We had entered a new phase. It was one of high medical debt, and maxed out credit cards. There was no end in sight to this new phase either, especially after I fell and broke my shoulder. Five surgeries if the first year alone. My mother had to be moved to a nursing center and I still needed to be with my mom often. She still needed me. I had to be sure that she was taken care of properly. I had to take her laundry home and wash it because her clothes disappeared when they went to the laundry there. Dementia in the first stage was waiting at home for me.

It does sound like I’m whining, but I’m really not. My mom died a few years ago. The dementia is in the late fourth stage, but I don’t mind. Our bills are under control and we now live in a one bedroom apartment. I wouldn’t say that life is good, but for me it is. I still have my husband home with me. I rejoice each day that we are able to communicate and be understood by each other. That is a joy in my life.
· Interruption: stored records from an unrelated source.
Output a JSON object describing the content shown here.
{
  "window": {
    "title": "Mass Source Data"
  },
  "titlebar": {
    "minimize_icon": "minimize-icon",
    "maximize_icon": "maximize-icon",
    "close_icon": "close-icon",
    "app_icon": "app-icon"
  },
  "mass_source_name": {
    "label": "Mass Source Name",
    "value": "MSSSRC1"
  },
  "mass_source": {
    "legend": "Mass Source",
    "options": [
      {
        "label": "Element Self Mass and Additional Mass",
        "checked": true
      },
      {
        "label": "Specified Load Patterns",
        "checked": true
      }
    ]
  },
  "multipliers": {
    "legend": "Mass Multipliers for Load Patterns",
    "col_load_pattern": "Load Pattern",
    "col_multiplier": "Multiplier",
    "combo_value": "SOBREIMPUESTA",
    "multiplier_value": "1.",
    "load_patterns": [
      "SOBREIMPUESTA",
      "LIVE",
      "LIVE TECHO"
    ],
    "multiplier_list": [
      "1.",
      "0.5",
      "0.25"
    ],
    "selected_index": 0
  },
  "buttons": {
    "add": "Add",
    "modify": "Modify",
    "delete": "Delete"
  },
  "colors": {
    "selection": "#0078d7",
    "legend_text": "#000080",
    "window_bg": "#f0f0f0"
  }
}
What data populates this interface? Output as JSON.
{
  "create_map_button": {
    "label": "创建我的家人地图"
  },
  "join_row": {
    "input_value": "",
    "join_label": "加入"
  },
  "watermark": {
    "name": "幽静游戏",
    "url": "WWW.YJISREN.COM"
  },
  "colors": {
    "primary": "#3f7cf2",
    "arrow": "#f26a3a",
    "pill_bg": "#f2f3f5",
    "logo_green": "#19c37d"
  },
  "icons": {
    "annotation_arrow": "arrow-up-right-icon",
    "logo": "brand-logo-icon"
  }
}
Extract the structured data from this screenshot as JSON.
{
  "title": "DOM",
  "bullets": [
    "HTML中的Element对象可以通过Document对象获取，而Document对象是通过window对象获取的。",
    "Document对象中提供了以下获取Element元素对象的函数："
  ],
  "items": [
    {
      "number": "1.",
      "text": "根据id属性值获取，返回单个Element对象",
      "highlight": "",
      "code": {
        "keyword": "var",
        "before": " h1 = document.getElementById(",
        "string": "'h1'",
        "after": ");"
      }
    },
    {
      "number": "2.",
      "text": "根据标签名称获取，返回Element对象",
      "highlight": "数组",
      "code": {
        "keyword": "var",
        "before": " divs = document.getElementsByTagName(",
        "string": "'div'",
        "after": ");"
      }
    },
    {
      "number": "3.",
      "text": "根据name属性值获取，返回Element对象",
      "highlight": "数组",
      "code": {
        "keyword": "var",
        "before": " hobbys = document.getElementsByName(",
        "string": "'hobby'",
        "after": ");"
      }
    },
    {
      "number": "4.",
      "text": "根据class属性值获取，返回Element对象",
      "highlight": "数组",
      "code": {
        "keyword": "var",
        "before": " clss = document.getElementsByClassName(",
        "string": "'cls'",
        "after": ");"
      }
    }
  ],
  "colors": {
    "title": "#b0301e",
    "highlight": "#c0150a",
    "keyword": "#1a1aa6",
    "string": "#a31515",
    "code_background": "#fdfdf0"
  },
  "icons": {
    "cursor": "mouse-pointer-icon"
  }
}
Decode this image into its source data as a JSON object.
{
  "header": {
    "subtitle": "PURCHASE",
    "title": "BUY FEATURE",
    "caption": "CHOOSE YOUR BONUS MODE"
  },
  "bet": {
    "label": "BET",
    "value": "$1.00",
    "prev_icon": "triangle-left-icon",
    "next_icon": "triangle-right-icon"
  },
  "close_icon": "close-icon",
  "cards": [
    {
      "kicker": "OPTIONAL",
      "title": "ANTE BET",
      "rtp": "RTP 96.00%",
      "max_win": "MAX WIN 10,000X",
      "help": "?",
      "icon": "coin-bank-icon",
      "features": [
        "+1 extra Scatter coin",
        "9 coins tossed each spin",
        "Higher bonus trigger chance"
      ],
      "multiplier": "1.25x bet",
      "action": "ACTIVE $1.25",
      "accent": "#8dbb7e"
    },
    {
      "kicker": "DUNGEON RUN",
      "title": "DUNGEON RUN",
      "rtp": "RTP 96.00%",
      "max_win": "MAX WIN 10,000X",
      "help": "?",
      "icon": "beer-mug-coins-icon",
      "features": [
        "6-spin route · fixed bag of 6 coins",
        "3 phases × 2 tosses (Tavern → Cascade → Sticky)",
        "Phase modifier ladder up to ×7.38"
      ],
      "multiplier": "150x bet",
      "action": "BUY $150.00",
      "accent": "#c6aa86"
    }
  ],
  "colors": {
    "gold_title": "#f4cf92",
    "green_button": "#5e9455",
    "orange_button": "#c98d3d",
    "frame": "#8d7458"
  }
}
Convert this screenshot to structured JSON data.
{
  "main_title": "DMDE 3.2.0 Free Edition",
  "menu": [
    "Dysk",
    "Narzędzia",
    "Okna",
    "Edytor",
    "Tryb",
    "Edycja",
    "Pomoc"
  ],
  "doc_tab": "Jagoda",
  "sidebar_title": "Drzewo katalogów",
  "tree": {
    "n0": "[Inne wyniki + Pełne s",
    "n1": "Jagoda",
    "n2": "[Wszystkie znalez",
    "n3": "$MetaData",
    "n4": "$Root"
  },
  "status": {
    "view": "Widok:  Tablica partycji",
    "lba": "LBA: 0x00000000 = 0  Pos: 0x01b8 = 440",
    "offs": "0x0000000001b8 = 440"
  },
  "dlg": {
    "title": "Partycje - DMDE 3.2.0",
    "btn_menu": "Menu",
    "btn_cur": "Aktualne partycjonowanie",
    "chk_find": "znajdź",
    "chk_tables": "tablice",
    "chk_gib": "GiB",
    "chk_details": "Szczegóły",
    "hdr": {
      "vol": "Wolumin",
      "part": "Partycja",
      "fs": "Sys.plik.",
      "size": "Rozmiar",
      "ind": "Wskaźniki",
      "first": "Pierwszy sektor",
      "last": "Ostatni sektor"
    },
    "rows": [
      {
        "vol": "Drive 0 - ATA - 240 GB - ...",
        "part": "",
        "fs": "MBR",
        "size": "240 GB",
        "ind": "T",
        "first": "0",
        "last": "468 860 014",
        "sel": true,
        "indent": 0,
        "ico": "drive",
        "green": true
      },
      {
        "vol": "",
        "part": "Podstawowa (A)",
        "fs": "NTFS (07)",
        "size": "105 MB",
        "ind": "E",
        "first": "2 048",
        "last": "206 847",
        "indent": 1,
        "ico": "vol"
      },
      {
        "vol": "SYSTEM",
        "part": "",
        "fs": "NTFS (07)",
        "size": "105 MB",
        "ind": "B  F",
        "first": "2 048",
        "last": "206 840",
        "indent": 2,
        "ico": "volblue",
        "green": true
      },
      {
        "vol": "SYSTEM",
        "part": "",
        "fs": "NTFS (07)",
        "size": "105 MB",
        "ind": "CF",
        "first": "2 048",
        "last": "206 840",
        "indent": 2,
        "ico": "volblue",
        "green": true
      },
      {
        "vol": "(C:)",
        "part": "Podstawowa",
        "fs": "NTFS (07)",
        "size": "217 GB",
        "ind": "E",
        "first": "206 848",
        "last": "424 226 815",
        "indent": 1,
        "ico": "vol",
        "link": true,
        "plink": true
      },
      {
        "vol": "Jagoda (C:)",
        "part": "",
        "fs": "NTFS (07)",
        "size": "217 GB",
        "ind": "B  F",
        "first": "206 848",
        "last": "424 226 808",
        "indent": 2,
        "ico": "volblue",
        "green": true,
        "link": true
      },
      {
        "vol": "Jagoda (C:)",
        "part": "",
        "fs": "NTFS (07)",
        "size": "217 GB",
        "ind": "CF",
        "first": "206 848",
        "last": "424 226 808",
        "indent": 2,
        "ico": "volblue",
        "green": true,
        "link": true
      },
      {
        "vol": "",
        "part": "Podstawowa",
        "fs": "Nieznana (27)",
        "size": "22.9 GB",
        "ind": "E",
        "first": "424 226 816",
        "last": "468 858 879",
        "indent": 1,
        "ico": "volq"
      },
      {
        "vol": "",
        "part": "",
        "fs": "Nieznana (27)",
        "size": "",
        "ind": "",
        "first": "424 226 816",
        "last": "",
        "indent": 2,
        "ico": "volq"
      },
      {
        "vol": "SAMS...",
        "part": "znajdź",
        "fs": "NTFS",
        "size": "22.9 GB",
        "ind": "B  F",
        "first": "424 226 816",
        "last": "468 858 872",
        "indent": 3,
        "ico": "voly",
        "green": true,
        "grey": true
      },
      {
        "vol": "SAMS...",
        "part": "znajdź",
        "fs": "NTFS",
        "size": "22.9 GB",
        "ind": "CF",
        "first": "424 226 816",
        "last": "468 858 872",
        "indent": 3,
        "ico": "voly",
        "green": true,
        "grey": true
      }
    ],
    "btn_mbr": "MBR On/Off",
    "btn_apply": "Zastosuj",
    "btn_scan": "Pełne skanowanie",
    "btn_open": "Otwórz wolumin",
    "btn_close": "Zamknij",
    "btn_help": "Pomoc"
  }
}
In the early years of our marriage, he had to care for me. He did it so lovingly, and never complained. He was there for each medical emergency, and each surgery. Now it is my privilege to care for him. I hope that I can do that with the same love and gentleness that he has done for me all these years. So now begins the final phase of our lives and I will still thank our heavenly father for His Kingdom. The Kingdom we pray for, the Kingdom that will rule over the entire earth. (Rev 21:4) Tells of no more death or tears.